All religions are exclusive, but Islam is quite notably so, and immediately it developed into a state which seemed to be all of a piece with the religion. The Koran is its spiritual and secular book of law. Its statutes embrace all areas of life…and remain set and rigid; the very narrow Arab mind imposes this nature on many nationalities and thus remolds them for all time (a profound, extensive spiritual bondage!) This is the power of Islam in itself. At the same time, the form of the world empire as well as of the states gradually detaching themselves from it cannot be anything but a despotic monarchy. The very reason and excuse for existence, the holy war, and the possible world conquest, do not brook any other form.
The strongest proof of real, extremely despotic power in Islam is the fact that it has been able to invalidate, in such large measure, the entire history (customs, religion, previous way of looking at things, earlier imagination) of the peoples converted to it. It accomplished this only by instilling into them a new religious arrogance which was stronger than everything and induced them to be ashamed [emphasis in original] of their past
G.H. Bousquet (d. 1978), one of the foremost 20th century scholars of Islamic Law, explained how Islam’s unique institution of jihad war, and its eternal quest to impose the Shari’a on all of humanity, represented the quintessence of Islamic totalitarianism. Writing in 1950, Bousquet further warned that these ancient Muslim doctrines remained alive, and relevant to the modern era.
Islam first came before the world as a doubly totalitarian system. It claimed to impose itself on the whole world and it claimed also, by the divinely appointed Muhammadan law, by the principles of fiqh, to regulate down to the smallest details the whole life of the Islamic community and of every individual believer…Viewed from this angle, thestudy of Muhammadan Law (dry and forbidding though it may appear to be to those who confine themselves to the indispensable study of the fiqh), is of great importance to the world of today.

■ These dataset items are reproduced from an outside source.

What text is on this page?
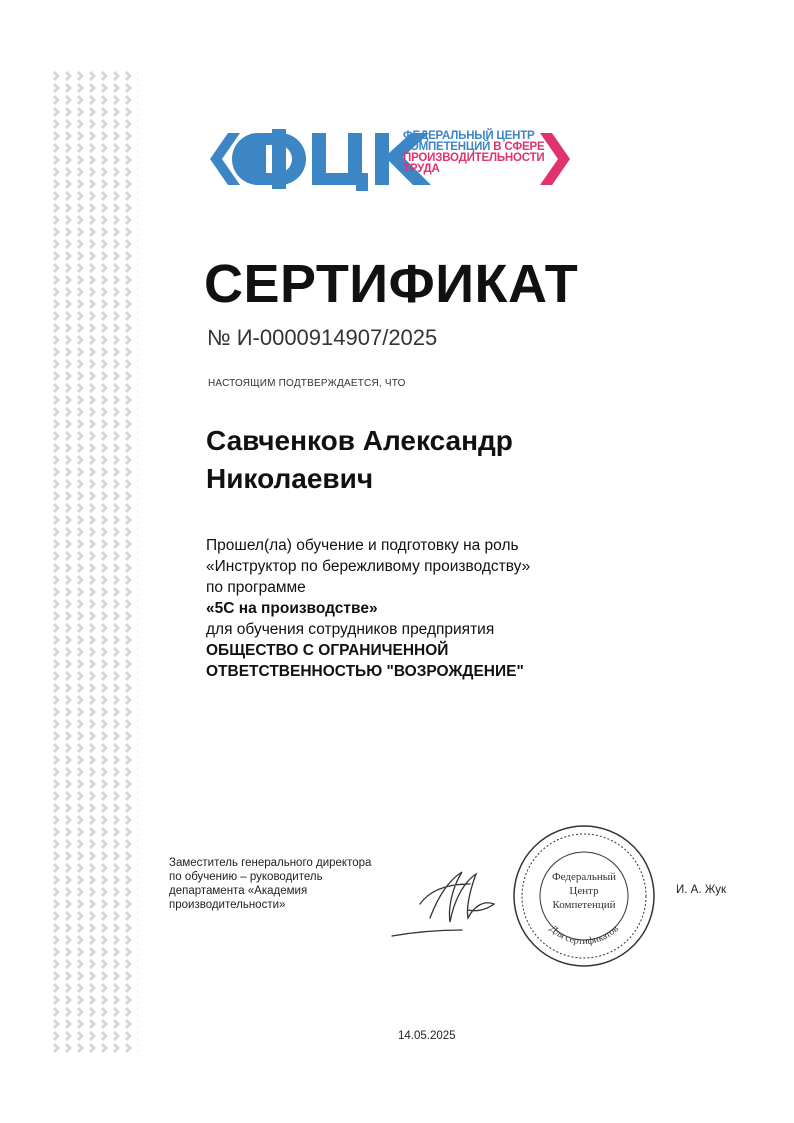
ФЕДЕРАЛЬНЫЙ ЦЕНТР
КОМПЕТЕНЦИЙ В СФЕРЕ
ПРОИЗВОДИТЕЛЬНОСТИ
ТРУДА
СЕРТИФИКАТ
№ И-0000914907/2025
НАСТОЯЩИМ ПОДТВЕРЖДАЕТСЯ, ЧТО
Савченков Александр
Николаевич
Прошел(ла) обучение и подготовку на роль
«Инструктор по бережливому производству»
по программе
«5С на производстве»
для обучения сотрудников предприятия
ОБЩЕСТВО С ОГРАНИЧЕННОЙ
ОТВЕТСТВЕННОСТЬЮ "ВОЗРОЖДЕНИЕ"
Заместитель генерального директора
по обучению – руководитель
департамента «Академия
производительности»
Федеральный
Центр
Компетенций
Для сертификатов
И. А. Жук
14.05.2025
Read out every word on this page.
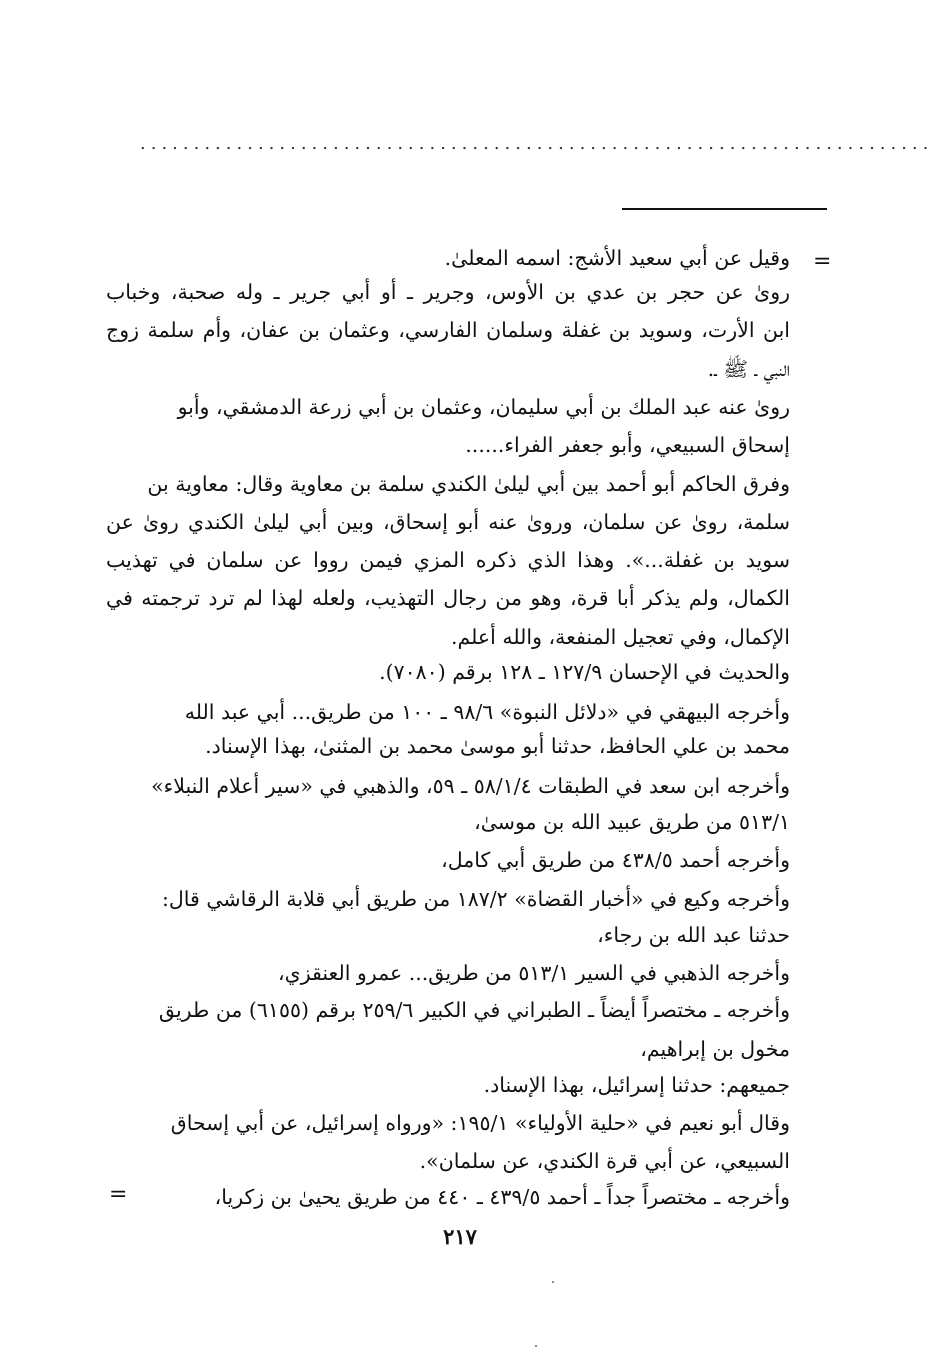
..........................................................................
=
وقيل عن أبي سعيد الأشج: اسمه المعلىٰ.
رویٰ عن حجر بن عدي بن الأوس، وجرير ـ أو أبي جرير ـ وله صحبة، وخباب
ابن الأرت، وسويد بن غفلة وسلمان الفارسي، وعثمان بن عفان، وأم سلمة زوج
النبي ـ ﷺ ـ.
رویٰ عنه عبد الملك بن أبي سليمان، وعثمان بن أبي زرعة الدمشقي، وأبو
إسحاق السبيعي، وأبو جعفر الفراء......
وفرق الحاكم أبو أحمد بين أبي ليلىٰ الكندي سلمة بن معاوية وقال: معاوية بن
سلمة، رویٰ عن سلمان، وروىٰ عنه أبو إسحاق، وبين أبي ليلىٰ الكندي رویٰ عن
سويد بن غفلة...». وهذا الذي ذكره المزي فيمن رووا عن سلمان في تهذيب
الكمال، ولم يذكر أبا قرة، وهو من رجال التهذيب، ولعله لهذا لم ترد ترجمته في
الإكمال، وفي تعجيل المنفعة، والله أعلم.
والحديث في الإحسان ١٢٧/٩ ـ ١٢٨ برقم (٧٠٨٠).
وأخرجه البيهقي في «دلائل النبوة» ٩٨/٦ ـ ١٠٠ من طريق... أبي عبد الله
محمد بن علي الحافظ، حدثنا أبو موسىٰ محمد بن المثنىٰ، بهذا الإسناد.
وأخرجه ابن سعد في الطبقات ٥٨/١/٤ ـ ٥٩، والذهبي في «سير أعلام النبلاء»
٥١٣/١ من طريق عبيد الله بن موسىٰ،
وأخرجه أحمد ٤٣٨/٥ من طريق أبي كامل،
وأخرجه وكيع في «أخبار القضاة» ١٨٧/٢ من طريق أبي قلابة الرقاشي قال:
حدثنا عبد الله بن رجاء،
وأخرجه الذهبي في السير ٥١٣/١ من طريق... عمرو العنقزي،
وأخرجه ـ مختصراً أيضاً ـ الطبراني في الكبير ٢٥٩/٦ برقم (٦١٥٥) من طريق
مخول بن إبراهيم،
جميعهم: حدثنا إسرائيل، بهذا الإسناد.
وقال أبو نعيم في «حلية الأولياء» ١٩٥/١: «ورواه إسرائيل، عن أبي إسحاق
السبيعي، عن أبي قرة الكندي، عن سلمان».
وأخرجه ـ مختصراً جداً ـ أحمد ٤٣٩/٥ ـ ٤٤٠ من طريق يحيىٰ بن زكريا،
=
٢١٧
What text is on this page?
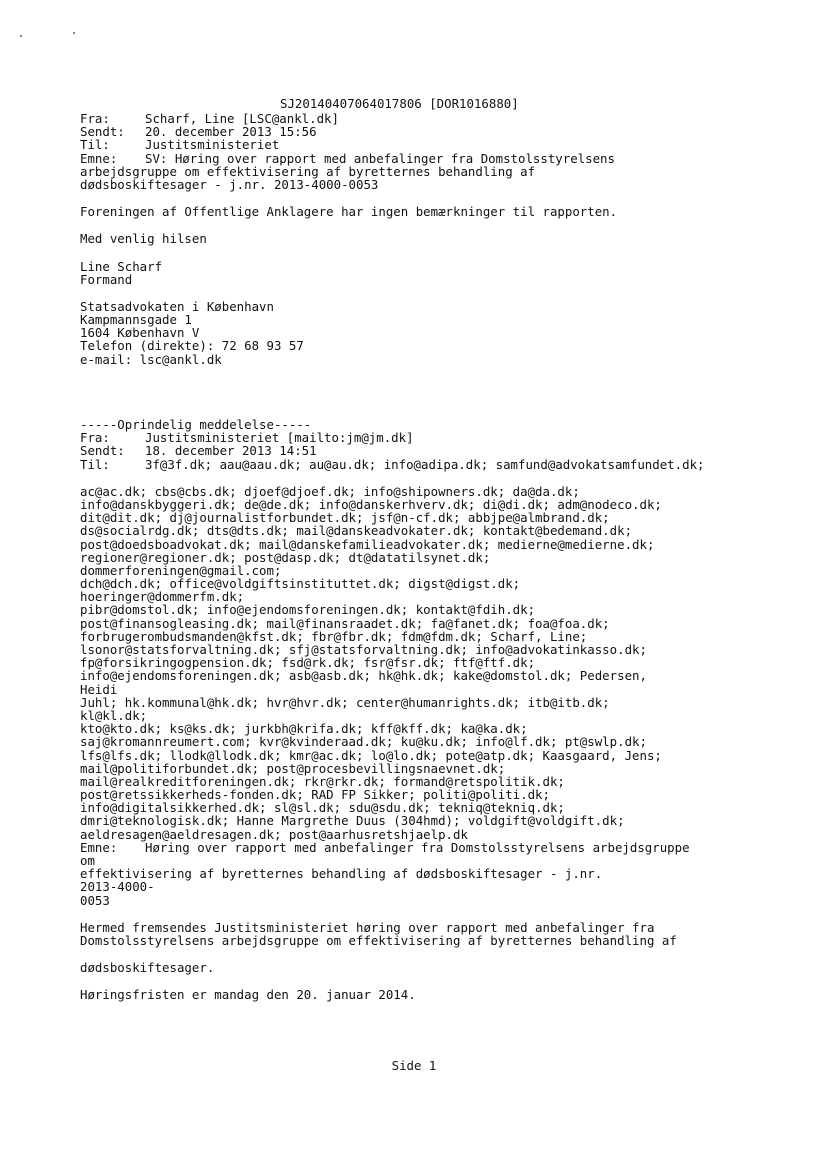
SJ20140407064017806 [DOR1016880]
Fra:	Scharf, Line [LSC@ankl.dk]
Sendt:	20. december 2013 15:56
Til:	Justitsministeriet
Emne:	SV: Høring over rapport med anbefalinger fra Domstolsstyrelsens
arbejdsgruppe om effektivisering af byretternes behandling af
dødsboskiftesager - j.nr. 2013-4000-0053
Foreningen af Offentlige Anklagere har ingen bemærkninger til rapporten.
Med venlig hilsen
Line Scharf
Formand
Statsadvokaten i København
Kampmannsgade 1
1604 København V
Telefon (direkte): 72 68 93 57
e-mail: lsc@ankl.dk
-----Oprindelig meddelelse-----
Fra:	Justitsministeriet [mailto:jm@jm.dk]
Sendt:	18. december 2013 14:51
Til:	3f@3f.dk; aau@aau.dk; au@au.dk; info@adipa.dk; samfund@advokatsamfundet.dk;
ac@ac.dk; cbs@cbs.dk; djoef@djoef.dk; info@shipowners.dk; da@da.dk;
info@danskbyggeri.dk; de@de.dk; info@danskerhverv.dk; di@di.dk; adm@nodeco.dk;
dit@dit.dk; dj@journalistforbundet.dk; jsf@n-cf.dk; abbjpe@almbrand.dk;
ds@socialrdg.dk; dts@dts.dk; mail@danskeadvokater.dk; kontakt@bedemand.dk;
post@doedsboadvokat.dk; mail@danskefamilieadvokater.dk; medierne@medierne.dk;
regioner@regioner.dk; post@dasp.dk; dt@datatilsynet.dk;
dommerforeningen@gmail.com;
dch@dch.dk; office@voldgiftsinstituttet.dk; digst@digst.dk;
hoeringer@dommerfm.dk;
pibr@domstol.dk; info@ejendomsforeningen.dk; kontakt@fdih.dk;
post@finansogleasing.dk; mail@finansraadet.dk; fa@fanet.dk; foa@foa.dk;
forbrugerombudsmanden@kfst.dk; fbr@fbr.dk; fdm@fdm.dk; Scharf, Line;
lsonor@statsforvaltning.dk; sfj@statsforvaltning.dk; info@advokatinkasso.dk;
fp@forsikringogpension.dk; fsd@rk.dk; fsr@fsr.dk; ftf@ftf.dk;
info@ejendomsforeningen.dk; asb@asb.dk; hk@hk.dk; kake@domstol.dk; Pedersen,
Heidi
Juhl; hk.kommunal@hk.dk; hvr@hvr.dk; center@humanrights.dk; itb@itb.dk;
kl@kl.dk;
kto@kto.dk; ks@ks.dk; jurkbh@krifa.dk; kff@kff.dk; ka@ka.dk;
saj@kromannreumert.com; kvr@kvinderaad.dk; ku@ku.dk; info@lf.dk; pt@swlp.dk;
lfs@lfs.dk; llodk@llodk.dk; kmr@ac.dk; lo@lo.dk; pote@atp.dk; Kaasgaard, Jens;
mail@politiforbundet.dk; post@procesbevillingsnaevnet.dk;
mail@realkreditforeningen.dk; rkr@rkr.dk; formand@retspolitik.dk;
post@retssikkerheds-fonden.dk; RAD FP Sikker; politi@politi.dk;
info@digitalsikkerhed.dk; sl@sl.dk; sdu@sdu.dk; tekniq@tekniq.dk;
dmri@teknologisk.dk; Hanne Margrethe Duus (304hmd); voldgift@voldgift.dk;
aeldresagen@aeldresagen.dk; post@aarhusretshjaelp.dk
Emne:	Høring over rapport med anbefalinger fra Domstolsstyrelsens arbejdsgruppe
om
effektivisering af byretternes behandling af dødsboskiftesager - j.nr.
2013-4000-
0053
Hermed fremsendes Justitsministeriet høring over rapport med anbefalinger fra
Domstolsstyrelsens arbejdsgruppe om effektivisering af byretternes behandling af
dødsboskiftesager.
Høringsfristen er mandag den 20. januar 2014.
Side 1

Robert Conquest, in the Preface to the 40th Anniversary Edition of The Great Terror, his seminal indictment of Soviet Communist state tyranny under Stalin, observed:
One of the strangest notions put forward about Stalinism [substitute Islamic Jihadism] is that, in the interests of “objectivity” we must be—wait for it—“non-judgmental.” But to ignore, or downplay, the realities of Soviet [substitute Islamic] history is itself a judgment, and a very misleading one. Let me conclude with Patrick Henry saying in 1775, “I know no way of judging of the future but by the past.” The corollary is that misreading of the past incapacitates us as regards our understanding of the future—and of the present too.
I have indicated above, in brackets, where one could readily substitute Jihadism for Stalinism, and Islamic for Soviet.